Viene inoltre promulgata una legge "secondo la quale è permesso licenziare qualsiasi operaio o
impiegato concedendogli un indennizzo equivalente a un mese di salario per ogni anno di servizio". Sono
esclusi da tale indennizzo coloro i quali hanno diffuso "idee sovversive" o sabotato in qualche modo il
processo produttivo. Sappiamo, da notizie apparse sui giornali, che molti impresari stanno licenziando,
favoriti da queste disposizioni, delegati di sezione o altri lavoratori che, a giudizio padronale, sabotavano
la produzione. Degno rappresentante della politica economico-sociale dell'équipe Videla è il Ministro
dell'Economia Alfredo Martinez Dehoz, personaggio di tradizione oligarchica che era a capo della
presidenza del più grande complesso sidero-metallurgico, l'impresa Acindar. In un discorso di due ore
il Ministro fece un esame minuzioso della situazione del paese in questo ramo, spiegando che essa era
peggiore di quanto si credesse. Affermò con sufficiente chiarezza che tutto sarebbe dipeso dallo sforzo
produttivo, dall'aumento delle esportazioni e, implicitamente, dalla diminuzione del consumo interno
e da uno sforzo concentrato in un tempo minimo di due anni per permettere all'Argentina di sollevarsi
dall'attuale situazione disastrosa.

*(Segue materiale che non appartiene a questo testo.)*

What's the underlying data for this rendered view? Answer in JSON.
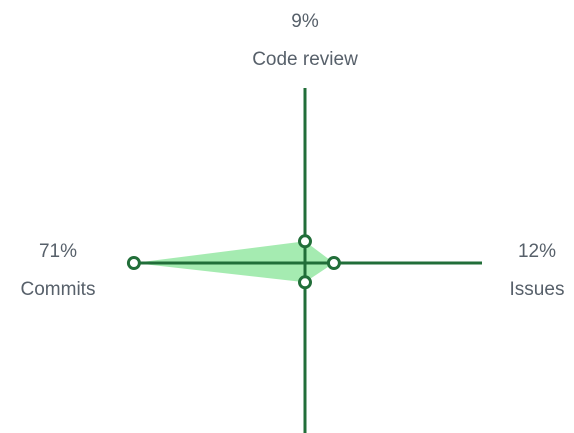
{
  "chart_data": {
    "type": "radar",
    "categories": [
      "Code review",
      "Issues",
      null,
      "Commits"
    ],
    "values": [
      9,
      12,
      8,
      71
    ],
    "value_labels": [
      "9%",
      "12%",
      null,
      "71%"
    ],
    "rlim": [
      0,
      100
    ],
    "color": "#216e39",
    "fill": "#9be9a8"
  }
}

A questo fine, tra altre misure, fu deciso lo sblocco dei prezzi,
l'aumento dei combustibili, la creazione di nuove imposte, ecc., così che praticamente i salari sono stati
congelati, posto che, vietati gli scioperi, l'unica soluzione permessa è quella di chiedere l'intervento
governativo, che risolverà la vertenza in funzione dell'aumento di produzione. A questo riguardo è
interessante notare che il nuovo governo permette l'applicazione di una clausola repressiva (contenuta
in una legge dei giustizialisti) di "sicurezza di stato", secondo la quale si può punire con la reclusione
da due a sei anni di prigione chiunque propaganderà uno sciopero dichiarato illegale dalle autorità di
lavoro. Tale illegalità risulta automatica sotto il regime attuale.
In altro ordine di cose la politica economica tende a trasferire ad attività private la maggior parte delle
industrie statali o semi-statali, elimina le restrizioni agli investimenti di capitale straniero e si pone nel
sistema ortodosso dei paesi sviluppati. Evidentemente questo liberalismo economico fa una eccezione,
per ciò che concerne il movimento operaio, cioè lo stato si riserva il diritto di maneggiarlo a suo
piacimento e mantenerlo in stato di ibernazione.

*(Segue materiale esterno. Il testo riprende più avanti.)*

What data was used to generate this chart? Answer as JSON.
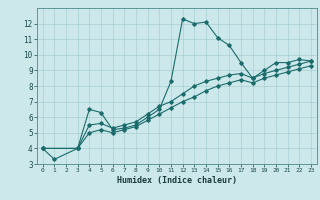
{
  "title": "",
  "xlabel": "Humidex (Indice chaleur)",
  "ylabel": "",
  "bg_color": "#cde8eb",
  "grid_color": "#a8cfd4",
  "line_color": "#1a6b6b",
  "xlim": [
    -0.5,
    23.5
  ],
  "ylim": [
    3,
    13
  ],
  "xticks": [
    0,
    1,
    2,
    3,
    4,
    5,
    6,
    7,
    8,
    9,
    10,
    11,
    12,
    13,
    14,
    15,
    16,
    17,
    18,
    19,
    20,
    21,
    22,
    23
  ],
  "yticks": [
    3,
    4,
    5,
    6,
    7,
    8,
    9,
    10,
    11,
    12
  ],
  "series1_x": [
    0,
    1,
    3,
    4,
    5,
    6,
    7,
    8,
    9,
    10,
    11,
    12,
    13,
    14,
    15,
    16,
    17,
    18,
    19,
    20,
    21,
    22,
    23
  ],
  "series1_y": [
    4.0,
    3.3,
    4.0,
    6.5,
    6.3,
    5.2,
    5.3,
    5.5,
    6.0,
    6.5,
    8.3,
    12.3,
    12.0,
    12.1,
    11.1,
    10.6,
    9.5,
    8.5,
    9.0,
    9.5,
    9.5,
    9.7,
    9.6
  ],
  "series2_x": [
    0,
    3,
    4,
    5,
    6,
    7,
    8,
    9,
    10,
    11,
    12,
    13,
    14,
    15,
    16,
    17,
    18,
    19,
    20,
    21,
    22,
    23
  ],
  "series2_y": [
    4.0,
    4.0,
    5.5,
    5.6,
    5.3,
    5.5,
    5.7,
    6.2,
    6.7,
    7.0,
    7.5,
    8.0,
    8.3,
    8.5,
    8.7,
    8.8,
    8.5,
    8.8,
    9.0,
    9.2,
    9.4,
    9.6
  ],
  "series3_x": [
    0,
    3,
    4,
    5,
    6,
    7,
    8,
    9,
    10,
    11,
    12,
    13,
    14,
    15,
    16,
    17,
    18,
    19,
    20,
    21,
    22,
    23
  ],
  "series3_y": [
    4.0,
    4.0,
    5.0,
    5.2,
    5.0,
    5.2,
    5.4,
    5.8,
    6.2,
    6.6,
    7.0,
    7.3,
    7.7,
    8.0,
    8.2,
    8.4,
    8.2,
    8.5,
    8.7,
    8.9,
    9.1,
    9.3
  ]
}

Questa, a grandi linee, la situazione conseguente al golpe del 24 marzo. Per completare il quadro è
necessario segnalare che si sono costituiti consigli di guerra per giudicare coloro che contravvengono
alla legge sulla detenzione di armi ed esplosivi: si attendono dure sentenze contro vari processati.
Tutto questo impressionante apparato repressivo non ha impedito che ci siano stati assalti ed assassinii.
Finora sono stati liquidati una decina di poliziotti, inclusi due commissari di alto rango. Dall'altra parte
si trovano quotidianamente ovunque cadaveri, quasi sempre di giovani studenti, che rivelano la stessa
tecnica omicida che da due anni vanno esercitando le formazioni parapoliziesche. Così il regime giustifica
la necessità di eliminare la violenza sovversiva di qualsiasi segno.